Bob: How is it different from the other one?
Michael: It's just seeing him in performance, and the DVD disk is interviews, not performance.
Bob: And because there's less information in an interview...?
Michael: The DVD disk is one of the first disks that is not a movie, because most of the DVD disks that come out are going to be movies. It's a new technology coming up, but they haven't even been introduced yet. This one is going to be a Frank Zappa DVD disk.
Bob: Because it's going to have an interview, not a movie?
Michael: Oh, lots of interviews.
Bob: It's going to be the first non-movie.
Michael: The first non-movie which will please Frank no end. The first DVD disk for interviews, just a compilation of interviews with Frank across a number of years and there is even his wife on there saying what it's like living with Frank - you know, when you're living with a mind that thinks all the time.
Bob: No one else would put out interviews with Phil Collins or Johnny Carson. It just wouldn't go.

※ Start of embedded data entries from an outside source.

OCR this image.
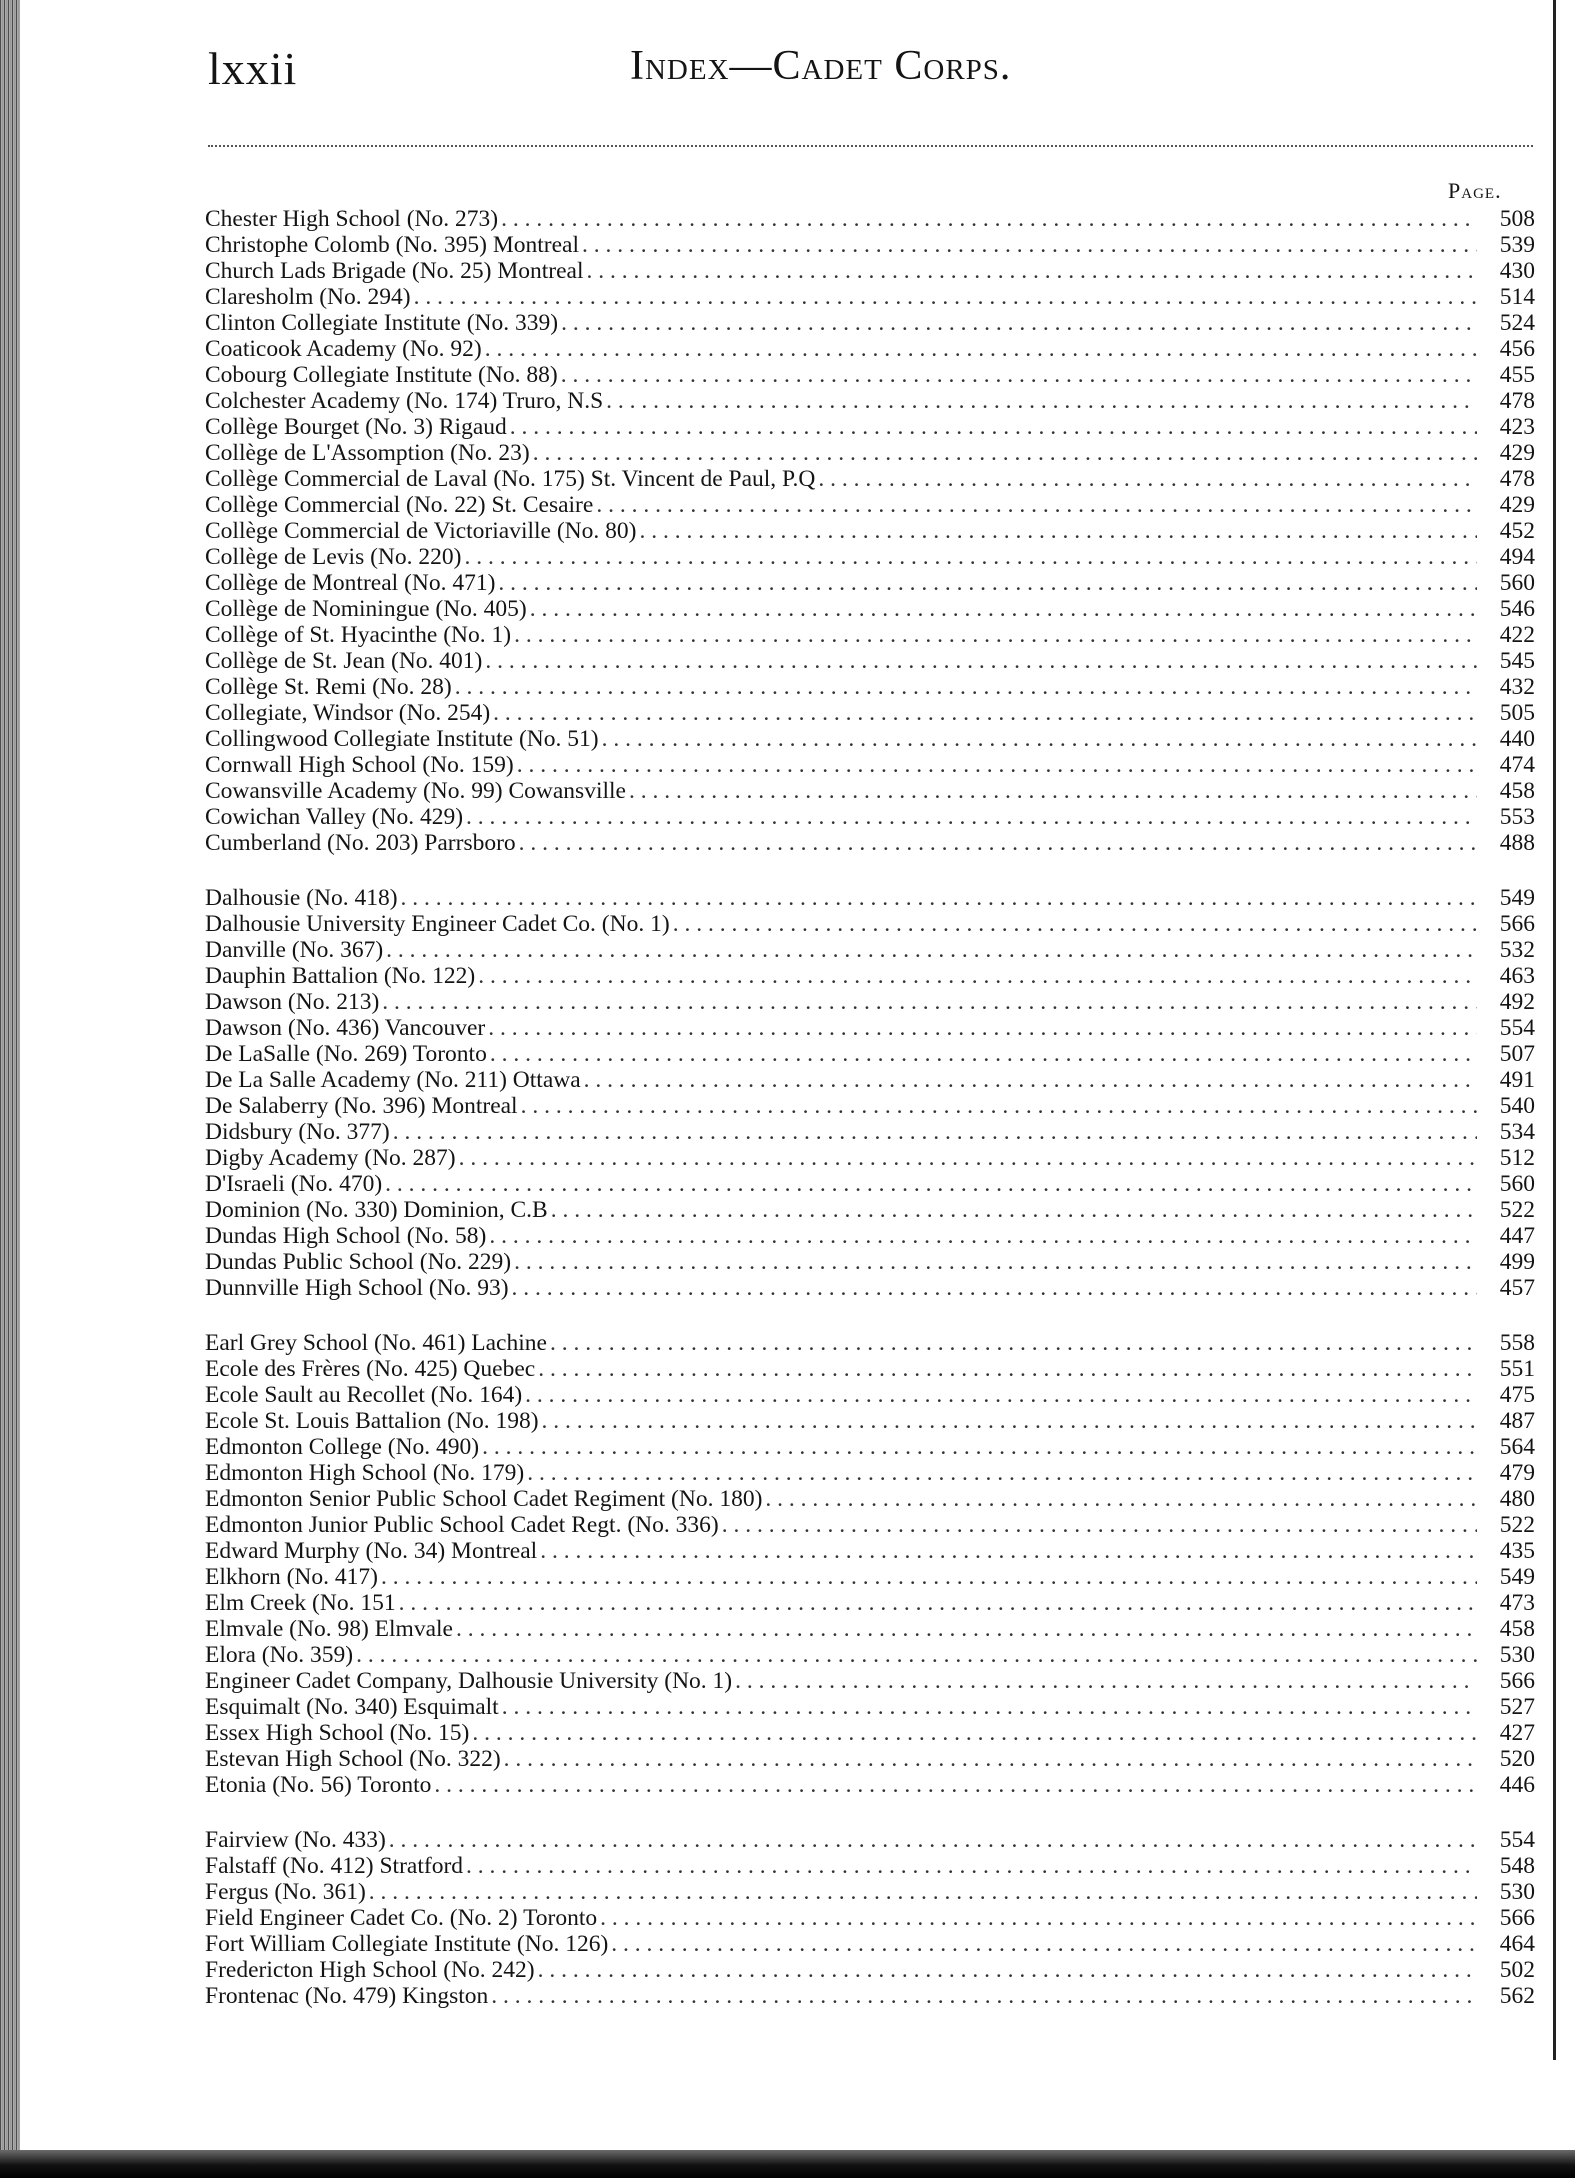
lxxii	Index—Cadet Corps.
Page.
Chester High School (No. 273) . . .	508
Christophe Colomb (No. 395) Montreal . . .	539
Church Lads Brigade (No. 25) Montreal . . .	430
Claresholm (No. 294) . . .	514
Clinton Collegiate Institute (No. 339) . . .	524
Coaticook Academy (No. 92) . . .	456
Cobourg Collegiate Institute (No. 88) . . .	455
Colchester Academy (No. 174) Truro, N.S . . .	478
Collège Bourget (No. 3) Rigaud . . .	423
Collège de L'Assomption (No. 23) . . .	429
Collège Commercial de Laval (No. 175) St. Vincent de Paul, P.Q . . .	478
Collège Commercial (No. 22) St. Cesaire . . .	429
Collège Commercial de Victoriaville (No. 80) . . .	452
Collège de Levis (No. 220) . . .	494
Collège de Montreal (No. 471) . . .	560
Collège de Nominingue (No. 405) . . .	546
Collège of St. Hyacinthe (No. 1) . . .	422
Collège de St. Jean (No. 401) . . .	545
Collège St. Remi (No. 28) . . .	432
Collegiate, Windsor (No. 254) . . .	505
Collingwood Collegiate Institute (No. 51) . . .	440
Cornwall High School (No. 159) . . .	474
Cowansville Academy (No. 99) Cowansville . . .	458
Cowichan Valley (No. 429) . . .	553
Cumberland (No. 203) Parrsboro . . .	488
Dalhousie (No. 418) . . .	549
Dalhousie University Engineer Cadet Co. (No. 1) . . .	566
Danville (No. 367) . . .	532
Dauphin Battalion (No. 122) . . .	463
Dawson (No. 213) . . .	492
Dawson (No. 436) Vancouver . . .	554
De LaSalle (No. 269) Toronto . . .	507
De La Salle Academy (No. 211) Ottawa . . .	491
De Salaberry (No. 396) Montreal . . .	540
Didsbury (No. 377) . . .	534
Digby Academy (No. 287) . . .	512
D'Israeli (No. 470) . . .	560
Dominion (No. 330) Dominion, C.B . . .	522
Dundas High School (No. 58) . . .	447
Dundas Public School (No. 229) . . .	499
Dunnville High School (No. 93) . . .	457
Earl Grey School (No. 461) Lachine . . .	558
Ecole des Frères (No. 425) Quebec . . .	551
Ecole Sault au Recollet (No. 164) . . .	475
Ecole St. Louis Battalion (No. 198) . . .	487
Edmonton College (No. 490) . . .	564
Edmonton High School (No. 179) . . .	479
Edmonton Senior Public School Cadet Regiment (No. 180) . . .	480
Edmonton Junior Public School Cadet Regt. (No. 336) . . .	522
Edward Murphy (No. 34) Montreal . . .	435
Elkhorn (No. 417) . . .	549
Elm Creek (No. 151 . . .	473
Elmvale (No. 98) Elmvale . . .	458
Elora (No. 359) . . .	530
Engineer Cadet Company, Dalhousie University (No. 1) . . .	566
Esquimalt (No. 340) Esquimalt . . .	527
Essex High School (No. 15) . . .	427
Estevan High School (No. 322) . . .	520
Etonia (No. 56) Toronto . . .	446
Fairview (No. 433) . . .	554
Falstaff (No. 412) Stratford . . .	548
Fergus (No. 361) . . .	530
Field Engineer Cadet Co. (No. 2) Toronto . . .	566
Fort William Collegiate Institute (No. 126) . . .	464
Fredericton High School (No. 242) . . .	502
Frontenac (No. 479) Kingston . . .	562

Michael: Nobody has done that yet because the system hasn't even been thought out yet.
Bob: He's going to be the first talking head.
Michael: The first talking head is Frank Zappa. A lot of people are going to say "How right!".
Bob: Well, he considers interviews part of his composition. So it's appropriate.
Michael: It was fascinating how he said "How do you like that set, guy, how do you like that?".
Bob: He was saying that to you - he's really happy to be the first.
Michael: Yeah, oh yeah.
Bob: Okay, thank you for giving me your dream-impressions, Michael.


ADDENDUM: On August 7, 1995 Bob Dobbs met with Nigey Lennon for a freewheeling, seven-hour discussion/interview about Frank Zappa. Lennon is a musician and author whose personal and professional relationship with the late Zappa is described in her book Being Frank: My Time With Frank Zappa (California Classics Books). At the end of the discussion, Dobbs thought it might be interesting to play a tape of the 1994 sessions with the medium, Michael Blake Read, who had "channeled" Zappa and was supposedly passing along the composer's messages from the afterlife. Lennon, who professes to be a rationalist, expressed some skepticism, but she did note that the medium somehow seemed to be aware of a couple of Zappa eccentricities - namely, his tendency to call Stravinsky's The Rite of Spring, "The Rites of Spring", and also his intense obsession with audio gear. She also noticed that at another point in the tape the medium mentioned something that sounded like the "secret word" routine that was featured on Zappa tours. All in all, Nigey felt it was a fitting coda to a very 'pataphysical afternoon!